Islamabad, Dec 17 (Inditop) US Senator John Kerry urged India and Pakistan to keep the diplomatic channels open to counter terrorism and remove misunderstandings that could threaten regional peace, media reports said Wednesday.
Kerry, the next chairman of the Senate Foreign Relations Committee, made the remarks Tuesday in Islamabad, where he arrived from New Delhi as part of Washington’s efforts to defuse tensions stemming from last month’s Mumbai terrorist attacks.
India has accused the Pakistan-based Lashkar-e-Taiba (LeT) militant organization of orchestrating the Nov 26 attacks, which killed 173 people.

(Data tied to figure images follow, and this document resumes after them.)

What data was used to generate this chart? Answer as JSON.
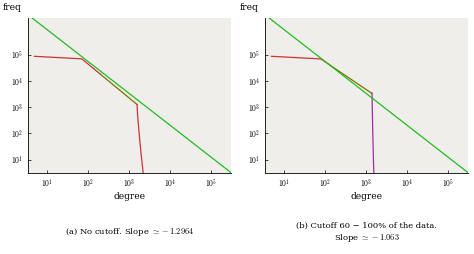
{
  "title_a": "(a) No cutoff. Slope $\\simeq -1.2964$",
  "title_b": "(b) Cutoff 60 − 100% of the data.\nSlope $\\simeq -1.063$",
  "xlabel": "degree",
  "ylabel": "freq",
  "x_ticks": [
    1,
    2,
    3,
    4,
    5
  ],
  "x_ticklabels": [
    "$10^1$",
    "$10^2$",
    "$10^3$",
    "$10^4$",
    "$10^5$"
  ],
  "y_ticks": [
    1,
    2,
    3,
    4,
    5
  ],
  "y_ticklabels": [
    "$10^1$",
    "$10^2$",
    "$10^3$",
    "$10^4$",
    "$10^5$"
  ],
  "green_color": "#22bb22",
  "red_color": "#cc3333",
  "olive_color": "#7a7000",
  "purple_color": "#993399",
  "bg_color": "#f0eeea",
  "slope_a": -1.2964,
  "slope_b": -1.063,
  "xlim": [
    0.55,
    5.5
  ],
  "ylim": [
    0.5,
    6.4
  ]
}
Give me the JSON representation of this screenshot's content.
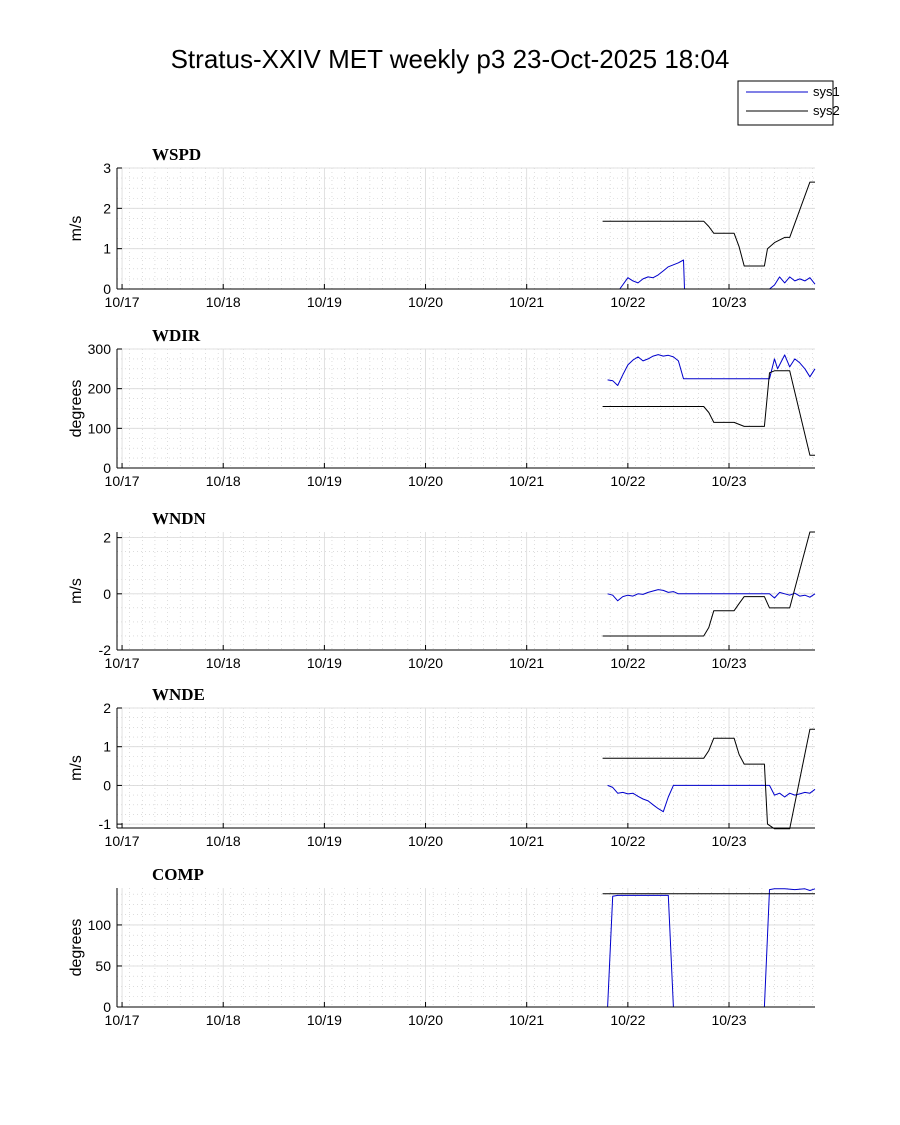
{
  "figure": {
    "title": "Stratus-XXIV MET weekly p3 23-Oct-2025 18:04",
    "legend": {
      "placement": "top-right",
      "entries": [
        {
          "name": "sys1",
          "color": "#0000cc"
        },
        {
          "name": "sys2",
          "color": "#000000"
        }
      ]
    }
  },
  "chart_data": [
    {
      "type": "line",
      "title": "WSPD",
      "ylabel": "m/s",
      "xlim": [
        -0.05,
        6.85
      ],
      "ylim": [
        0,
        3
      ],
      "yticks": [
        0,
        1,
        2,
        3
      ],
      "xticks": [
        0,
        1,
        2,
        3,
        4,
        5,
        6
      ],
      "xtick_labels": [
        "10/17",
        "10/18",
        "10/19",
        "10/20",
        "10/21",
        "10/22",
        "10/23"
      ],
      "grid": true,
      "series": [
        {
          "name": "sys1",
          "color": "#0000cc",
          "x": [
            4.85,
            4.92,
            5.0,
            5.05,
            5.1,
            5.15,
            5.2,
            5.25,
            5.3,
            5.35,
            5.4,
            5.45,
            5.5,
            5.55,
            5.56,
            5.6,
            5.7,
            5.8,
            5.9,
            6.0,
            6.1,
            6.2,
            6.3,
            6.4,
            6.45,
            6.5,
            6.55,
            6.6,
            6.65,
            6.7,
            6.75,
            6.8,
            6.85
          ],
          "y": [
            0.0,
            0.0,
            0.28,
            0.2,
            0.15,
            0.25,
            0.3,
            0.28,
            0.35,
            0.45,
            0.55,
            0.6,
            0.65,
            0.72,
            0.0,
            0.0,
            0.0,
            0.0,
            0.0,
            0.0,
            0.0,
            0.0,
            0.0,
            0.0,
            0.1,
            0.3,
            0.15,
            0.3,
            0.2,
            0.25,
            0.2,
            0.28,
            0.12
          ]
        },
        {
          "name": "sys2",
          "color": "#000000",
          "x": [
            4.75,
            5.0,
            5.5,
            5.75,
            5.8,
            5.85,
            6.05,
            6.1,
            6.15,
            6.35,
            6.38,
            6.45,
            6.55,
            6.6,
            6.8,
            6.85
          ],
          "y": [
            1.68,
            1.68,
            1.68,
            1.68,
            1.55,
            1.38,
            1.38,
            1.05,
            0.57,
            0.57,
            1.0,
            1.15,
            1.28,
            1.28,
            2.65,
            2.65
          ]
        }
      ]
    },
    {
      "type": "line",
      "title": "WDIR",
      "ylabel": "degrees",
      "xlim": [
        -0.05,
        6.85
      ],
      "ylim": [
        0,
        300
      ],
      "yticks": [
        0,
        100,
        200,
        300
      ],
      "xticks": [
        0,
        1,
        2,
        3,
        4,
        5,
        6
      ],
      "xtick_labels": [
        "10/17",
        "10/18",
        "10/19",
        "10/20",
        "10/21",
        "10/22",
        "10/23"
      ],
      "grid": true,
      "series": [
        {
          "name": "sys1",
          "color": "#0000cc",
          "x": [
            4.8,
            4.85,
            4.9,
            4.95,
            5.0,
            5.05,
            5.1,
            5.15,
            5.2,
            5.25,
            5.3,
            5.35,
            5.4,
            5.45,
            5.5,
            5.55,
            5.6,
            5.65,
            5.7,
            5.8,
            5.9,
            6.0,
            6.1,
            6.2,
            6.3,
            6.4,
            6.42,
            6.45,
            6.48,
            6.5,
            6.55,
            6.6,
            6.65,
            6.7,
            6.75,
            6.8,
            6.85
          ],
          "y": [
            222,
            220,
            208,
            235,
            260,
            272,
            280,
            270,
            275,
            282,
            286,
            282,
            284,
            280,
            270,
            225,
            225,
            225,
            225,
            225,
            225,
            225,
            225,
            225,
            225,
            225,
            245,
            275,
            250,
            260,
            285,
            255,
            275,
            265,
            250,
            230,
            250
          ]
        },
        {
          "name": "sys2",
          "color": "#000000",
          "x": [
            4.75,
            5.0,
            5.5,
            5.75,
            5.8,
            5.85,
            6.05,
            6.1,
            6.15,
            6.35,
            6.4,
            6.45,
            6.55,
            6.6,
            6.8,
            6.85
          ],
          "y": [
            155,
            155,
            155,
            155,
            140,
            115,
            115,
            110,
            105,
            105,
            240,
            245,
            245,
            245,
            32,
            32
          ]
        }
      ]
    },
    {
      "type": "line",
      "title": "WNDN",
      "ylabel": "m/s",
      "xlim": [
        -0.05,
        6.85
      ],
      "ylim": [
        -2,
        2.2
      ],
      "yticks": [
        -2,
        0,
        2
      ],
      "xticks": [
        0,
        1,
        2,
        3,
        4,
        5,
        6
      ],
      "xtick_labels": [
        "10/17",
        "10/18",
        "10/19",
        "10/20",
        "10/21",
        "10/22",
        "10/23"
      ],
      "grid": true,
      "series": [
        {
          "name": "sys1",
          "color": "#0000cc",
          "x": [
            4.8,
            4.85,
            4.9,
            4.95,
            5.0,
            5.05,
            5.1,
            5.15,
            5.2,
            5.25,
            5.3,
            5.35,
            5.4,
            5.45,
            5.5,
            5.55,
            5.6,
            5.7,
            5.8,
            5.9,
            6.0,
            6.1,
            6.2,
            6.3,
            6.4,
            6.45,
            6.5,
            6.55,
            6.6,
            6.65,
            6.7,
            6.75,
            6.8,
            6.85
          ],
          "y": [
            0.0,
            -0.05,
            -0.25,
            -0.1,
            -0.05,
            -0.08,
            0.0,
            -0.02,
            0.05,
            0.1,
            0.15,
            0.12,
            0.05,
            0.08,
            0.0,
            0.0,
            0.0,
            0.0,
            0.0,
            0.0,
            0.0,
            0.0,
            0.0,
            0.0,
            0.0,
            -0.15,
            0.05,
            0.0,
            -0.05,
            0.02,
            -0.08,
            -0.05,
            -0.12,
            0.0
          ]
        },
        {
          "name": "sys2",
          "color": "#000000",
          "x": [
            4.75,
            5.0,
            5.5,
            5.75,
            5.8,
            5.85,
            6.05,
            6.1,
            6.15,
            6.35,
            6.4,
            6.45,
            6.55,
            6.6,
            6.8,
            6.85
          ],
          "y": [
            -1.5,
            -1.5,
            -1.5,
            -1.5,
            -1.2,
            -0.6,
            -0.6,
            -0.35,
            -0.1,
            -0.1,
            -0.5,
            -0.5,
            -0.5,
            -0.5,
            2.2,
            2.2
          ]
        }
      ]
    },
    {
      "type": "line",
      "title": "WNDE",
      "ylabel": "m/s",
      "xlim": [
        -0.05,
        6.85
      ],
      "ylim": [
        -1.1,
        2
      ],
      "yticks": [
        -1,
        0,
        1,
        2
      ],
      "xticks": [
        0,
        1,
        2,
        3,
        4,
        5,
        6
      ],
      "xtick_labels": [
        "10/17",
        "10/18",
        "10/19",
        "10/20",
        "10/21",
        "10/22",
        "10/23"
      ],
      "grid": true,
      "series": [
        {
          "name": "sys1",
          "color": "#0000cc",
          "x": [
            4.8,
            4.85,
            4.9,
            4.95,
            5.0,
            5.05,
            5.1,
            5.15,
            5.2,
            5.25,
            5.3,
            5.35,
            5.4,
            5.45,
            5.5,
            5.55,
            5.6,
            5.7,
            5.8,
            5.9,
            6.0,
            6.1,
            6.2,
            6.3,
            6.4,
            6.45,
            6.5,
            6.55,
            6.6,
            6.65,
            6.7,
            6.75,
            6.8,
            6.85
          ],
          "y": [
            0.0,
            -0.05,
            -0.2,
            -0.18,
            -0.22,
            -0.2,
            -0.28,
            -0.35,
            -0.4,
            -0.5,
            -0.6,
            -0.68,
            -0.3,
            0.0,
            0.0,
            0.0,
            0.0,
            0.0,
            0.0,
            0.0,
            0.0,
            0.0,
            0.0,
            0.0,
            0.0,
            -0.25,
            -0.2,
            -0.3,
            -0.2,
            -0.25,
            -0.22,
            -0.18,
            -0.2,
            -0.1
          ]
        },
        {
          "name": "sys2",
          "color": "#000000",
          "x": [
            4.75,
            5.0,
            5.5,
            5.75,
            5.8,
            5.85,
            6.05,
            6.1,
            6.15,
            6.35,
            6.38,
            6.45,
            6.55,
            6.6,
            6.8,
            6.85
          ],
          "y": [
            0.7,
            0.7,
            0.7,
            0.7,
            0.9,
            1.22,
            1.22,
            0.8,
            0.55,
            0.55,
            -1.0,
            -1.12,
            -1.12,
            -1.12,
            1.45,
            1.45
          ]
        }
      ]
    },
    {
      "type": "line",
      "title": "COMP",
      "ylabel": "degrees",
      "xlim": [
        -0.05,
        6.85
      ],
      "ylim": [
        0,
        145
      ],
      "yticks": [
        0,
        50,
        100
      ],
      "xticks": [
        0,
        1,
        2,
        3,
        4,
        5,
        6
      ],
      "xtick_labels": [
        "10/17",
        "10/18",
        "10/19",
        "10/20",
        "10/21",
        "10/22",
        "10/23"
      ],
      "grid": true,
      "series": [
        {
          "name": "sys1",
          "color": "#0000cc",
          "x": [
            4.8,
            4.85,
            4.9,
            5.0,
            5.2,
            5.4,
            5.45,
            5.5,
            5.6,
            5.8,
            6.0,
            6.2,
            6.35,
            6.4,
            6.45,
            6.55,
            6.65,
            6.75,
            6.8,
            6.85
          ],
          "y": [
            0,
            135,
            136,
            136,
            136,
            136,
            0,
            0,
            0,
            0,
            0,
            0,
            0,
            143,
            144,
            144,
            143,
            144,
            142,
            144
          ]
        },
        {
          "name": "sys2",
          "color": "#000000",
          "x": [
            4.75,
            5.5,
            6.0,
            6.5,
            6.85
          ],
          "y": [
            138,
            138,
            138,
            138,
            138
          ]
        }
      ]
    }
  ]
}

“It is important for Pakistan and India to talk and use cooperative efforts to eliminate this kind of threat,” the state-run Associated Press of Pakistan news agency quoted Kerry, who ran unsuccessfully for US president in 2004, as saying.
Kerry’s call for continuity in bilateral talks came as India’s Minister for External Affairs Pranab Mukherjee announced that there was “a pause” in bilateral dialogue, which would only be restarted when Islamabad took “more decisive action” against the suspects.
Pakistan has offered a joint investigation into the Mumbai attacks and cracked down on an outlawed Islamic charity, Jamaat-ud-Dawa, which was declared a front for LeT by the UN Security Council this month.
“Not all actions taken by Pakistan are known to India,” the Dawn newspaper quoted Kerry as saying. “More people have been detained by the Pakistani authorities than what is known to the Indians.”
Kerry said both the civilian and military leadership of Pakistan had expressed “firm determination” to act against the elements connected to extremism and terrorism.
Tensions have flared between India and Pakistan since the Mumbai attacks, and analysts said they fear any adverse move could push the nuclear-armed countries to the brink of war.